There’s also Vancouver, which has embedded this vision in its city-wide planning strategy. The concept of complete neighbourhoods is a key component of the recently approved Vancouver Plan. The plan includes land use policies to direct new housing choices to low-density residential areas that are rich in amenities, and to add opportunities for new amenities and services in underserved areas. It also plans to create an integrated network of public spaces, ecological corridors, greenways with active modes of travel.

SCW: Do you see cities becoming a collection of 15-minute neighbourhoods?

HC: Yes, in some ways, but the scale of the city, of course, still makes sense. And it is important that each “complete neighbourhood” is connected to the rest of the city, especially by the public transport system. In fact, many cities that are planning their 15-minute city strategy consider the transit station as one of the key services that every resident should be able to access in their neighbourhood.

Fifteen-minute city policies and actions should be defined based on each typology of neighbourhood and around the need of the local communities. Many cities start mapping and establishing a baseline of existing amenities within each neighbourhood. What do they lack and what sort of usages do they want? How can public spaces be improved?

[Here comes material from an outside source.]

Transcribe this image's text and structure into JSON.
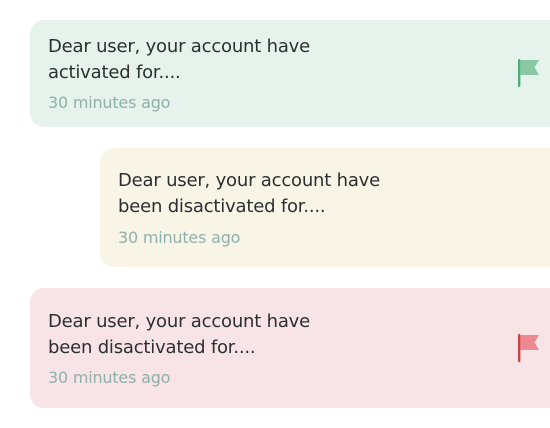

If you are in the centre of Paris or Barcelona, for instance, you already have the minimum density required to have viable services and amenities, so the focus is on creating more green spaces and redesigning public spaces around the needs of people, rather than cars, so people can socialise and feel safe walking and cycling.

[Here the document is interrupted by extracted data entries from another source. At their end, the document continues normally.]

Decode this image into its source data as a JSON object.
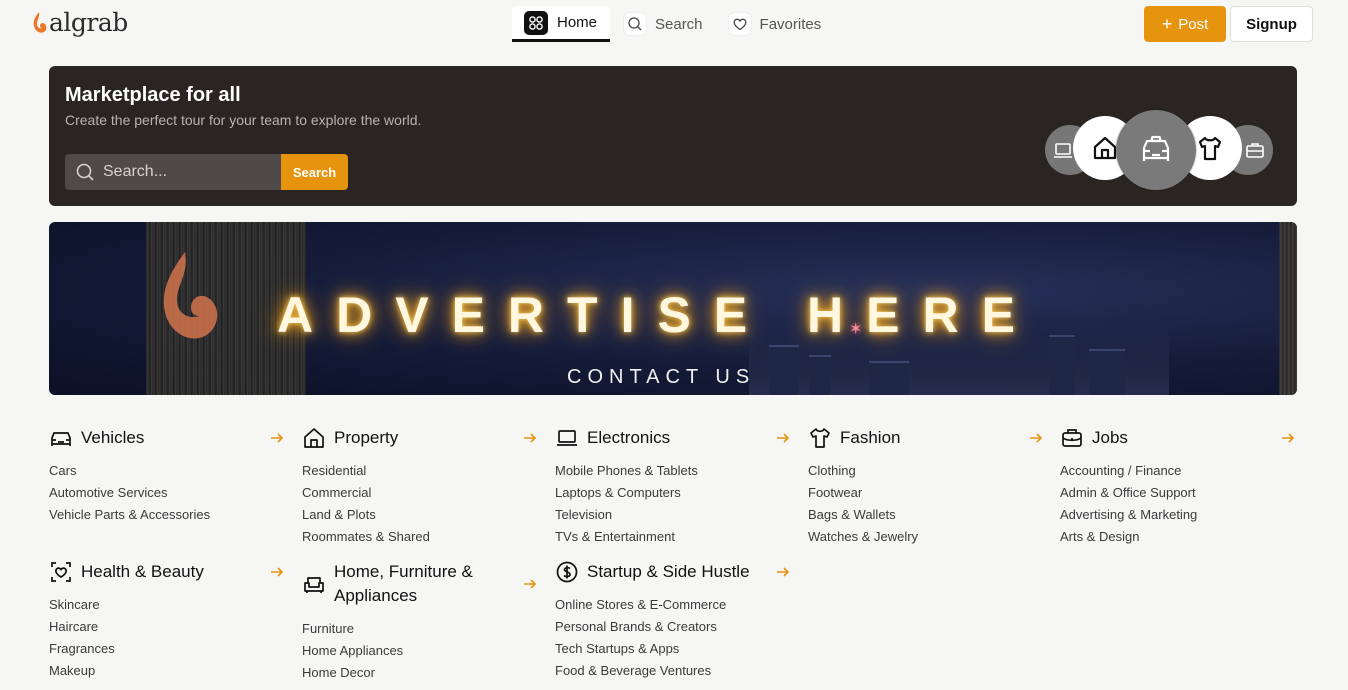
{
  "brand": {
    "name": "algrab",
    "accent": "#e6940e"
  },
  "nav": {
    "home": "Home",
    "search": "Search",
    "favorites": "Favorites"
  },
  "actions": {
    "post": "Post",
    "signup": "Signup"
  },
  "hero": {
    "title": "Marketplace for all",
    "subtitle": "Create the perfect tour for your team to explore the world.",
    "search_placeholder": "Search...",
    "search_button": "Search",
    "carousel_icons": [
      "laptop-icon",
      "house-icon",
      "car-icon",
      "shirt-icon",
      "briefcase-icon"
    ]
  },
  "banner": {
    "headline": "ADVERTISE HERE",
    "cta": "CONTACT US"
  },
  "categories": [
    {
      "title": "Vehicles",
      "icon": "car-icon",
      "items": [
        "Cars",
        "Automotive Services",
        "Vehicle Parts & Accessories"
      ]
    },
    {
      "title": "Property",
      "icon": "house-icon",
      "items": [
        "Residential",
        "Commercial",
        "Land & Plots",
        "Roommates & Shared"
      ]
    },
    {
      "title": "Electronics",
      "icon": "laptop-icon",
      "items": [
        "Mobile Phones & Tablets",
        "Laptops & Computers",
        "Television",
        "TVs & Entertainment"
      ]
    },
    {
      "title": "Fashion",
      "icon": "shirt-icon",
      "items": [
        "Clothing",
        "Footwear",
        "Bags & Wallets",
        "Watches & Jewelry"
      ]
    },
    {
      "title": "Jobs",
      "icon": "briefcase-icon",
      "items": [
        "Accounting / Finance",
        "Admin & Office Support",
        "Advertising & Marketing",
        "Arts & Design"
      ]
    },
    {
      "title": "Health & Beauty",
      "icon": "heart-icon",
      "items": [
        "Skincare",
        "Haircare",
        "Fragrances",
        "Makeup"
      ]
    },
    {
      "title": "Home, Furniture & Appliances",
      "icon": "sofa-icon",
      "items": [
        "Furniture",
        "Home Appliances",
        "Home Decor"
      ]
    },
    {
      "title": "Startup & Side Hustle",
      "icon": "dollar-icon",
      "items": [
        "Online Stores & E-Commerce",
        "Personal Brands & Creators",
        "Tech Startups & Apps",
        "Food & Beverage Ventures"
      ]
    }
  ]
}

On the other hand, Melbourne has identified three 20-minute neighbourhood pilots that are low-density residential, mostly composed of single-family housing. The focus is therefore to improve the quality of life of the residents by providing more housing choice through an infill development and revitalising main streets with more amenities and services.

SCW: Could towns also benefit from the 15-minute city approach, especially those which have lost a lot of daytime footfall to larger towns or cities because of commuting?

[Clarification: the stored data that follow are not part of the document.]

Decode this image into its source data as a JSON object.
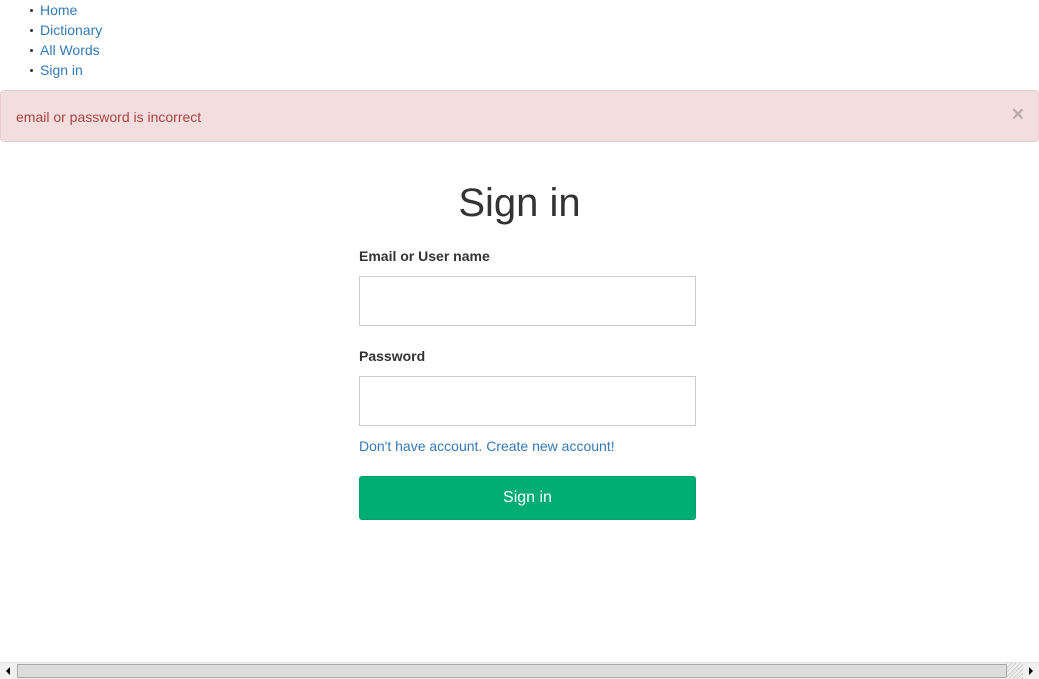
{
  "nav": {
    "items": [
      {
        "label": "Home"
      },
      {
        "label": "Dictionary"
      },
      {
        "label": "All Words"
      },
      {
        "label": "Sign in"
      }
    ]
  },
  "alert": {
    "message": "email or password is incorrect",
    "close_icon": "close-icon",
    "close_glyph": "×",
    "color": "#a94442",
    "background": "#f2dede"
  },
  "form": {
    "title": "Sign in",
    "email_label": "Email or User name",
    "email_value": "",
    "email_placeholder": "",
    "password_label": "Password",
    "password_value": "",
    "password_placeholder": "",
    "create_account_link": "Don't have account. Create new account!",
    "submit_label": "Sign in",
    "submit_color": "#00ad73",
    "link_color": "#337ab7"
  },
  "scrollbar": {
    "left_arrow_icon": "scroll-left-arrow-icon",
    "right_arrow_icon": "scroll-right-arrow-icon"
  }
}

HC: Yes, I was discussing this with Chris Jones from the University of Berkeley, who mentioned that a complete neighbourhood is like a well-planned, mixed-use town. The way some towns have developed, though, means that there can be a lot of secondary or tertiary areas that have just been created as residential districts. People often leave these in the morning to commute to work and come back in the evening, making them almost dormitory towns.

This has been compounded by the trend for central stations in large towns or cities to become almost like shopping malls for commuters before and after work. This can have a negative effect on their neighbourhoods because they aren’t using the shops in them. The transformation of the workplace, though, means this is likely to change. Covid has altered the perspective and nobody thinks it’s OK to spend two hours commuting any more.

SCW: What is next for C40 in terms of amplifying the 15-minute city message and supporting more cities to create thriving neighbourhoods?

HC: We are now creating an international Forum of city practitioners for cities to exchange knowledge on how they can create green and thriving urban neighbourhoods. In three months, more than 35 cities across the world have already joined the Forum and 25 cities have proposed 15-minutes neighbourhood pilots that C40 will support them in implementing.

The idea is that we work with them in the coming years to identify a set of concrete actions – like school streets or the vacant shop programme – to see how we could improve the quality of life and sustainability. We have identified 10-15 types of action that we will propose and discuss with the local community aligned to their needs, and then support the city to implement them with a group of experts.

Discussion around 15-minute cities is happening everywhere from India to China and North to South America and around the world. We can learn a lot from global south cities who have kept some of the developments we are talking about here and where, for example, public markets are still very much a feature.

We need to help cities accelerate these 15-minute city ideas and integrate them into their vision and planning. The conversation between cities must continue.